Firestorm v2 #86 marked Firestorm’s first real adventure as the new fire elemental. In a sense, this is a whole new character and an excellent jump-on point for new readers.
This issue introduced Firestorm as an avenging elemental force, a drastic departure from the ‘bumbling college student coping with great powers’ Firestorm we’ve come to know from the late 70s/early 80s. Now we have a soulless environmental crusader with godlike powers. His origin even received a brand new retcon one issue prior (#85) explaining that he was meant to be Earth’s fire elemental all along but something went wrong during the explosion that created him.
Why did DC decide to go with such a radical restructuring of Firestorm?
In order to answer that, you’d have to step back a bit.
Firestorm was facing a decline in readership before John Ostrander picked up writing chores on this title in 1987, he was given 6 months to raise sales. This may have been what had encouraged so much experimentation and change in the title. A major theme in Ostrander’s Firestorm run is the evolution of the character of Firestorm, and if you had been reading since Fury of the Firestorm #58 you’d realize the only logical conclusion would be for Firestorm to become an elemental.
Another factor that contributed to Firestorm’s final evolution was the abundance of Elementals in DC comics at the time – so far, we had Swamp Thing (Earth) and Red Tornado (Wind) so another addition was logical. Elemental Firestorm’s final look was designed just because Ostrander felt it looked ‘cooler’. As part of a strong marketing campaign, DC sent out promotional copies of Firestorm #86 to select comic book shops across the country.
A lot of interesting things happened during the Elemental Firestorm run – the comic dealt with mature themes such as the quest for identity, the impact of pollution on the environment, the examination of humanity’s relationship with the Gods and the consequences of impulsive actions. Most notable was an appearance by Swamp Thing as they battled other Elementals. A personal favorite of mine: ‘Fire elemental’ Firestorm also made an appearance in Swamp Thing v2 Annual #5 (which was Brother Power the Geek’s first appearance since 1968).
Ultimately, this series was cancelled because readership was too low. It has been speculated that had Firestorm rebooted back to issue #1 when Ostrander took over, new readers may have picked up the title thus saving the book from cancellation. Regardless, Ostrander requested to leave the series after issue #100 because, in his own words, he had no more stories left to tell about Firestorm.
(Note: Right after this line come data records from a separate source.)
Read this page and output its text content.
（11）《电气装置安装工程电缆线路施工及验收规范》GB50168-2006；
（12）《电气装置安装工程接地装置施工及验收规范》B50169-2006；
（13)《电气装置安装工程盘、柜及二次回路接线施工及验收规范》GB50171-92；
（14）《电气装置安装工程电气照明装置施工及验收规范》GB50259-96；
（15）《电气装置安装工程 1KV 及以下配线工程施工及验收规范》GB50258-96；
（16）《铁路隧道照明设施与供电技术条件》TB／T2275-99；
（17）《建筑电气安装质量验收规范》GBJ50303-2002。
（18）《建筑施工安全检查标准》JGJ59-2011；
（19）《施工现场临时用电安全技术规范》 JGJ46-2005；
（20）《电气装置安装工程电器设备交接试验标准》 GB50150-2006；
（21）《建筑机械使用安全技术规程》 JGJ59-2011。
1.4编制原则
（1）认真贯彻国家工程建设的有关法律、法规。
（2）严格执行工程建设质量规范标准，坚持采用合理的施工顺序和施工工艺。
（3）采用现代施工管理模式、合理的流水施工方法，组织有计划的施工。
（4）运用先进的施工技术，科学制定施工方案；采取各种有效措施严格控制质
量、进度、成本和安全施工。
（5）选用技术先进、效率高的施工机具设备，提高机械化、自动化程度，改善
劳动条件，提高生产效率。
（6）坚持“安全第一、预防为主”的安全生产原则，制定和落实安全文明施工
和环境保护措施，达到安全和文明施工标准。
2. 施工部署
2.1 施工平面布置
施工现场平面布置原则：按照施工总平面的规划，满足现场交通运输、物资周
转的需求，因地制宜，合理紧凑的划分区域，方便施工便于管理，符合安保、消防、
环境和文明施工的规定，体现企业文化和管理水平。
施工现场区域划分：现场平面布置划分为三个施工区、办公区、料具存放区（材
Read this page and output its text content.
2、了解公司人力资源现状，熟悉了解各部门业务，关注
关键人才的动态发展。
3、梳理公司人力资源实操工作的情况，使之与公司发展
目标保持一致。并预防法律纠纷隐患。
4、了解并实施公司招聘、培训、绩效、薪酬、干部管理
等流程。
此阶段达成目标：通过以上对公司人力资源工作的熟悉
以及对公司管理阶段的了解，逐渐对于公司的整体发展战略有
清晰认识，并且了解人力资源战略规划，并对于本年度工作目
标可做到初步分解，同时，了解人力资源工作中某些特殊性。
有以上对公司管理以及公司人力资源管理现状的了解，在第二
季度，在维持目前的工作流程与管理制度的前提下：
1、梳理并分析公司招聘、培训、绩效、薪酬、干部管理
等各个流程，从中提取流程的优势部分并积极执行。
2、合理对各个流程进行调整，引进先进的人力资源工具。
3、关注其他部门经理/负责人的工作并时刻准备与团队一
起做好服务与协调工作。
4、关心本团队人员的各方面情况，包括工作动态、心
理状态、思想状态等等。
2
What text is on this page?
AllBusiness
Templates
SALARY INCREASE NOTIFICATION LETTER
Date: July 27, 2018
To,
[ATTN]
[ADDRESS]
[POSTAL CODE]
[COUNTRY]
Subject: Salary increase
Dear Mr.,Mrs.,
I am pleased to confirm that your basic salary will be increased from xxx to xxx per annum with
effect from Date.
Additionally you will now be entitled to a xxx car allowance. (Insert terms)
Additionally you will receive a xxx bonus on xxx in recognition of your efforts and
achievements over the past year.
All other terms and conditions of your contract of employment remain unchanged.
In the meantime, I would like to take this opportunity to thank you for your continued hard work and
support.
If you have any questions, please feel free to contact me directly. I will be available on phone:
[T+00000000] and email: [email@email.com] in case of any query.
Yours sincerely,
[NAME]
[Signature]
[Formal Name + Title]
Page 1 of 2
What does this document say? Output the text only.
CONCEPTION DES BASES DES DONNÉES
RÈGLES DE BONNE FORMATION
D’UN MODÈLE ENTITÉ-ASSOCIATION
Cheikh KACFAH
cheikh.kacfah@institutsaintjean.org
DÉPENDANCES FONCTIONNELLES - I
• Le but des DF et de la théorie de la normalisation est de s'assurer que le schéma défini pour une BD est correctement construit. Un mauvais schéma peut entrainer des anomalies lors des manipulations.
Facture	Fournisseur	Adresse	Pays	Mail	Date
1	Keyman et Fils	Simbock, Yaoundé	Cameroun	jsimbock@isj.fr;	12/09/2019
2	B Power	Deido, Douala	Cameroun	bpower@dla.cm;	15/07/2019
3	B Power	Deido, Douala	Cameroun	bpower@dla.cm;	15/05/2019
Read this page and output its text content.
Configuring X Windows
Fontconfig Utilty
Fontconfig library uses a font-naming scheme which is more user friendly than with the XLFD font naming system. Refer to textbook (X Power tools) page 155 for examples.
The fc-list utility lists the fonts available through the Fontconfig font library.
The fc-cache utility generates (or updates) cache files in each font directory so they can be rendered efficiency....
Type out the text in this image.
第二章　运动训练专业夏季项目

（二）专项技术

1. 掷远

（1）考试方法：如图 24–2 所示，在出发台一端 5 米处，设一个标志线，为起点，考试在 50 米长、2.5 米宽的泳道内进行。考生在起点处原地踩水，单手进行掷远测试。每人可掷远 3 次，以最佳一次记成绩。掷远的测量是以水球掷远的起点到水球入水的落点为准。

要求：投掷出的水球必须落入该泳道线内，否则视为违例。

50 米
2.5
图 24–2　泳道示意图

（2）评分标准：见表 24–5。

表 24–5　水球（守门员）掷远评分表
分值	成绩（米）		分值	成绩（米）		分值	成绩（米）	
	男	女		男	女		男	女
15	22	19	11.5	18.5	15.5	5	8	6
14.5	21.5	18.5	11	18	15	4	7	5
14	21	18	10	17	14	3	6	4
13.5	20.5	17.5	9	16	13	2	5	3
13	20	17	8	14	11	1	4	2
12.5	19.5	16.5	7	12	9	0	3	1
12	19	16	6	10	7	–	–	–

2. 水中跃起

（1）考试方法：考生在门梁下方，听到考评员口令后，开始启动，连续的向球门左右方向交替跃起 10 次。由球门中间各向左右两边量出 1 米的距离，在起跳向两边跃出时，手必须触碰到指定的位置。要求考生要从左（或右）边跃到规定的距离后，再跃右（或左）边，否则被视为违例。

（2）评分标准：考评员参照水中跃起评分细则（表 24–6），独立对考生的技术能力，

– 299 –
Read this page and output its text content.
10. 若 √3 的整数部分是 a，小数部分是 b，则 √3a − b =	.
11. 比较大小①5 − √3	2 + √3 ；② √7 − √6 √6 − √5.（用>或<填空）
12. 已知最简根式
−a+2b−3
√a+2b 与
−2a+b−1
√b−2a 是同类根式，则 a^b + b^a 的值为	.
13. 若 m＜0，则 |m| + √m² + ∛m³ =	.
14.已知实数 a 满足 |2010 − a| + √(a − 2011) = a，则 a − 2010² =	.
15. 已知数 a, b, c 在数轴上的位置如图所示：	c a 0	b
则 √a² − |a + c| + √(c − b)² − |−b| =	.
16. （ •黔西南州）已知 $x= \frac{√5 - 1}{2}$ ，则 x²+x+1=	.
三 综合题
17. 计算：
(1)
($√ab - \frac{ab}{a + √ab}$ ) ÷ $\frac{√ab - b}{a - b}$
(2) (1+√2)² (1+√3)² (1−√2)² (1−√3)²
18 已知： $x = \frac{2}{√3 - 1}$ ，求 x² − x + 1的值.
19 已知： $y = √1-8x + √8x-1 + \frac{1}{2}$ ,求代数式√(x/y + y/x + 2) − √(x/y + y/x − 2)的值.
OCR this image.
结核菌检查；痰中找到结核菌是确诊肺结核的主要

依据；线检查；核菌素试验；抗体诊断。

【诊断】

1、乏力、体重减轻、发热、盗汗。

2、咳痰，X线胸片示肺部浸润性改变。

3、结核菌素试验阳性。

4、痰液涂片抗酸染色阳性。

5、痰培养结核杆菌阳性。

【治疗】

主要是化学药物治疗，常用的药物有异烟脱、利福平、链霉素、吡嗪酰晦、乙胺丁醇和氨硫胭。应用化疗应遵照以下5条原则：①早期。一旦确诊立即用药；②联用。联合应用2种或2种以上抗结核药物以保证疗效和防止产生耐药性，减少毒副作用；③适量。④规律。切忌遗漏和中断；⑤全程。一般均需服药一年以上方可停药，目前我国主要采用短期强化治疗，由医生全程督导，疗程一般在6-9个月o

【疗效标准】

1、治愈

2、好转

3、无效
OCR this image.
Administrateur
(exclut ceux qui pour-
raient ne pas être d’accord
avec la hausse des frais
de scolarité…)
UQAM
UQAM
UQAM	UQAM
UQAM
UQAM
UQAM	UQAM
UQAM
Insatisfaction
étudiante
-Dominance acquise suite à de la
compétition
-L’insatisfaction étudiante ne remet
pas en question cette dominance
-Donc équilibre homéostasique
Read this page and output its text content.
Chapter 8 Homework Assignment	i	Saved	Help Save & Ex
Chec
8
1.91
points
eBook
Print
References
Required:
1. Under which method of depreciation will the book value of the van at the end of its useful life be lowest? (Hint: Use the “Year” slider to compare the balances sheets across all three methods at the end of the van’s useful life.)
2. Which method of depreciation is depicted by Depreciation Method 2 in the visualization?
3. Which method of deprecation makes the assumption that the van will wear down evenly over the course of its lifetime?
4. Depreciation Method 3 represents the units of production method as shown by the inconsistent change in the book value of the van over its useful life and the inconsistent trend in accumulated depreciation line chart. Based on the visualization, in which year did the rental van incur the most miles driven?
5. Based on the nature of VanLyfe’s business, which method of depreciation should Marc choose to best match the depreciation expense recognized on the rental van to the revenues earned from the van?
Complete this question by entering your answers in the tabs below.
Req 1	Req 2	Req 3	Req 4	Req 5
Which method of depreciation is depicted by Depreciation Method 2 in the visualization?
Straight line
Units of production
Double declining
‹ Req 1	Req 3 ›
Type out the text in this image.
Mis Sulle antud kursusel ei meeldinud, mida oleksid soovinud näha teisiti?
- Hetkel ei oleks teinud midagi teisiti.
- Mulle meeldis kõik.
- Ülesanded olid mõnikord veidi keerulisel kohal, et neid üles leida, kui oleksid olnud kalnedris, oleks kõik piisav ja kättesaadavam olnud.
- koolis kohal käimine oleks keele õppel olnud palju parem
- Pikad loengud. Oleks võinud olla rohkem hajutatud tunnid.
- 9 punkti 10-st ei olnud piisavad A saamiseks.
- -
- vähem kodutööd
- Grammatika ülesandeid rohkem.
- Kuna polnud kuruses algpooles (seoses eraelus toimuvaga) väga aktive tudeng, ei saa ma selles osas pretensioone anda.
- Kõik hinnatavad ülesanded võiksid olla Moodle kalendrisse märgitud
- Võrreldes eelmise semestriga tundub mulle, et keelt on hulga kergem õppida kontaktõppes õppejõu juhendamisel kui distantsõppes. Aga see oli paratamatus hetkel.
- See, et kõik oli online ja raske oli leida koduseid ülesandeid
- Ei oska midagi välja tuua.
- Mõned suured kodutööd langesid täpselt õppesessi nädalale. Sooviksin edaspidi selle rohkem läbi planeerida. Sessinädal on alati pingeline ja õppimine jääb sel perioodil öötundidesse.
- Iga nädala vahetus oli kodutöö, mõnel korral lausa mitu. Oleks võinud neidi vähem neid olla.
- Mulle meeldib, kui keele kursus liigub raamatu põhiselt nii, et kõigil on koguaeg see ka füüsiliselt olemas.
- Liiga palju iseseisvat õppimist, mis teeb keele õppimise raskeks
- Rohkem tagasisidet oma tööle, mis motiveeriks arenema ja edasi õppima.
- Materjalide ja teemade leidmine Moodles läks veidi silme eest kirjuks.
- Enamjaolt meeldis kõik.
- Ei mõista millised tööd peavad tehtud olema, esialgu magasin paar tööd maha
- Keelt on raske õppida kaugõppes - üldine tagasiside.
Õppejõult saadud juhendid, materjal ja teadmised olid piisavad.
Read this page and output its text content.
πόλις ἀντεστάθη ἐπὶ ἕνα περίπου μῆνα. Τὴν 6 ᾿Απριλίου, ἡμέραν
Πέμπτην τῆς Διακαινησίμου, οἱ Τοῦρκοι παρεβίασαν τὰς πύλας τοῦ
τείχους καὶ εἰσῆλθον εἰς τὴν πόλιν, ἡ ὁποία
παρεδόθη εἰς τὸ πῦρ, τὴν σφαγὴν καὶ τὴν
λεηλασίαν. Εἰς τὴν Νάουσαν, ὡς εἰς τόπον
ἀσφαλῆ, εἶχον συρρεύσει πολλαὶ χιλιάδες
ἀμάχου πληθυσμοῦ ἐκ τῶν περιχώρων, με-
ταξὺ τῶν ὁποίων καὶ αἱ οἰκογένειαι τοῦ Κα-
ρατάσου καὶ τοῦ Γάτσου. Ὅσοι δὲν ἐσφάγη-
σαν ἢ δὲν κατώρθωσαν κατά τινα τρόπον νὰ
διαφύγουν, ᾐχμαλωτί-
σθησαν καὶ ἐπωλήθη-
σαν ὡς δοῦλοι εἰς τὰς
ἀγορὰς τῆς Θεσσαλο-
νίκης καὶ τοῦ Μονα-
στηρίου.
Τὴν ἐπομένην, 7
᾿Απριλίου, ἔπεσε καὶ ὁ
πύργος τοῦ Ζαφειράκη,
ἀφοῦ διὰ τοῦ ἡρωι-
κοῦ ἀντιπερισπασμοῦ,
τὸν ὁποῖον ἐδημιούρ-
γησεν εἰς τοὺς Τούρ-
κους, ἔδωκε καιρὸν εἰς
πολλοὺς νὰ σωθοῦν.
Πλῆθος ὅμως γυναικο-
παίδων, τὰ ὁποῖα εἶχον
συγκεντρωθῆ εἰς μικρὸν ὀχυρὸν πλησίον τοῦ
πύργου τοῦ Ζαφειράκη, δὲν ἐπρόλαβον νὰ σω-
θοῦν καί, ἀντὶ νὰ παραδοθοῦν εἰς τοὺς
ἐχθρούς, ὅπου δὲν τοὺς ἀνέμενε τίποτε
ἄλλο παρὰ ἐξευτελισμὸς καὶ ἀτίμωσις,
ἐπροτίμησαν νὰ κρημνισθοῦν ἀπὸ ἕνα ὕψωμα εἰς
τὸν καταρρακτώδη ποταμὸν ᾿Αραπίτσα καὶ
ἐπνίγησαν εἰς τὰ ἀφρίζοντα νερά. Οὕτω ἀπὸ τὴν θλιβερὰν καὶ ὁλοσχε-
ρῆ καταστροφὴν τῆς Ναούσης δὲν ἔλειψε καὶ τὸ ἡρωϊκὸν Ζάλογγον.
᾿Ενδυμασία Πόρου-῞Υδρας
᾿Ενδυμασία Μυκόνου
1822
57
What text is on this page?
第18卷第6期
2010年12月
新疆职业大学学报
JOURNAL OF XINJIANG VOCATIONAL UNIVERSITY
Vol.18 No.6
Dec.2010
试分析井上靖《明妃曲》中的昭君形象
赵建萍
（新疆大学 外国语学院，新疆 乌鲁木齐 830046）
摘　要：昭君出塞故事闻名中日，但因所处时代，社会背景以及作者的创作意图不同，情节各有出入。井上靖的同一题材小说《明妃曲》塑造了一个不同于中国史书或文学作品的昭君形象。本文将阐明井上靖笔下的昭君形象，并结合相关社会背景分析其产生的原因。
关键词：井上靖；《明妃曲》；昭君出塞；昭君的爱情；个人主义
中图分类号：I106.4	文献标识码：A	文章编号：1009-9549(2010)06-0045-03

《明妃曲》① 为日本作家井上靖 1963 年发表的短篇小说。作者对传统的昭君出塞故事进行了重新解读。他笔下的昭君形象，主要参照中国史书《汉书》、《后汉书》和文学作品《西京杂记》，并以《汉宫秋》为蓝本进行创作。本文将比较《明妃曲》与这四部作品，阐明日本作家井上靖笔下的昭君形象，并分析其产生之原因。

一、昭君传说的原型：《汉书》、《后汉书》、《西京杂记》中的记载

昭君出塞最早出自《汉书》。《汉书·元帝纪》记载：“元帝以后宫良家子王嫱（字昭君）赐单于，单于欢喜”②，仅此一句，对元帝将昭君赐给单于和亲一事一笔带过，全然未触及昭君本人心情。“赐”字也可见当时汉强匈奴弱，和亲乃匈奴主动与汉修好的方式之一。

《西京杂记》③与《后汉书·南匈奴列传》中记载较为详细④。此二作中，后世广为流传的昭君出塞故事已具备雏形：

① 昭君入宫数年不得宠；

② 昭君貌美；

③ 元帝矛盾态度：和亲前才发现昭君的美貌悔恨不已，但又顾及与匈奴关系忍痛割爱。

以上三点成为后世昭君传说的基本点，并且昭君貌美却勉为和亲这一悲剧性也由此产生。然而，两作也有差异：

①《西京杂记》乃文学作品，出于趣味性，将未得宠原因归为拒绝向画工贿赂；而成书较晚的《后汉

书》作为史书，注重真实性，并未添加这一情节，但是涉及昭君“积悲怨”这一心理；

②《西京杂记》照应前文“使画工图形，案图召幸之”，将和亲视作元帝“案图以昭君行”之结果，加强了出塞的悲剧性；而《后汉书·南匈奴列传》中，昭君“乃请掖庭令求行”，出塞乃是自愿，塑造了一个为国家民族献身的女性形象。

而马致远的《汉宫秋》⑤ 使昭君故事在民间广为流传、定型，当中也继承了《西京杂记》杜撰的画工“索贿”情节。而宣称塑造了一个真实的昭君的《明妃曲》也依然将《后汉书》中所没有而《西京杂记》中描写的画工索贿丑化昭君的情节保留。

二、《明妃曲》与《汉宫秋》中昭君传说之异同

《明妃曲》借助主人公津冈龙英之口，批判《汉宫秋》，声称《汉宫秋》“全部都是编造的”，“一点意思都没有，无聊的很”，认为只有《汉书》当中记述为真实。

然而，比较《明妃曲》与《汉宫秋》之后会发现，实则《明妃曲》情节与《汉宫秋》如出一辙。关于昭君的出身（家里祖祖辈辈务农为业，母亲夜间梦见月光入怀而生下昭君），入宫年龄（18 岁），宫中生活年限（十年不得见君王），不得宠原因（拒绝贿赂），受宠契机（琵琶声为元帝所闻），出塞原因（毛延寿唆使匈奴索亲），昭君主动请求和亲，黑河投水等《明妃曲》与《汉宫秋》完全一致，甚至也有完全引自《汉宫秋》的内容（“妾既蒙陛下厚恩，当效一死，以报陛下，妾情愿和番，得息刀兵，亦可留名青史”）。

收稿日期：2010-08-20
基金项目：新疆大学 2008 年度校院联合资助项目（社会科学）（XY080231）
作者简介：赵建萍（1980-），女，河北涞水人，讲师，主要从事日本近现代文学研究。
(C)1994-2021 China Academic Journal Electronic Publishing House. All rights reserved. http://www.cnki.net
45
Coincidentally, this issue was also a Janus Directive cross-over.
I have a lot of love for Ostrander’s work at DC during the late 80’s, and really feel that he was one of the more underrated writers out there. Two things I really like about Ostrander’s writing is 1) he builds a sense of cohesion with his other DC titles (Suicide Squad and Captain Atom) and 2) he manages to keep all of his stories within continuity, yet you don’t have to know everything about DC continuity in order to enjoy the story.
My only gripe with Elemental Firestorm was his costume – all that wild flame didn’t appeal to me and looked more like fur. I felt he looked less like ‘Lord of the Fire Elements’ and more like ‘Lord of the Woodland Creatures’.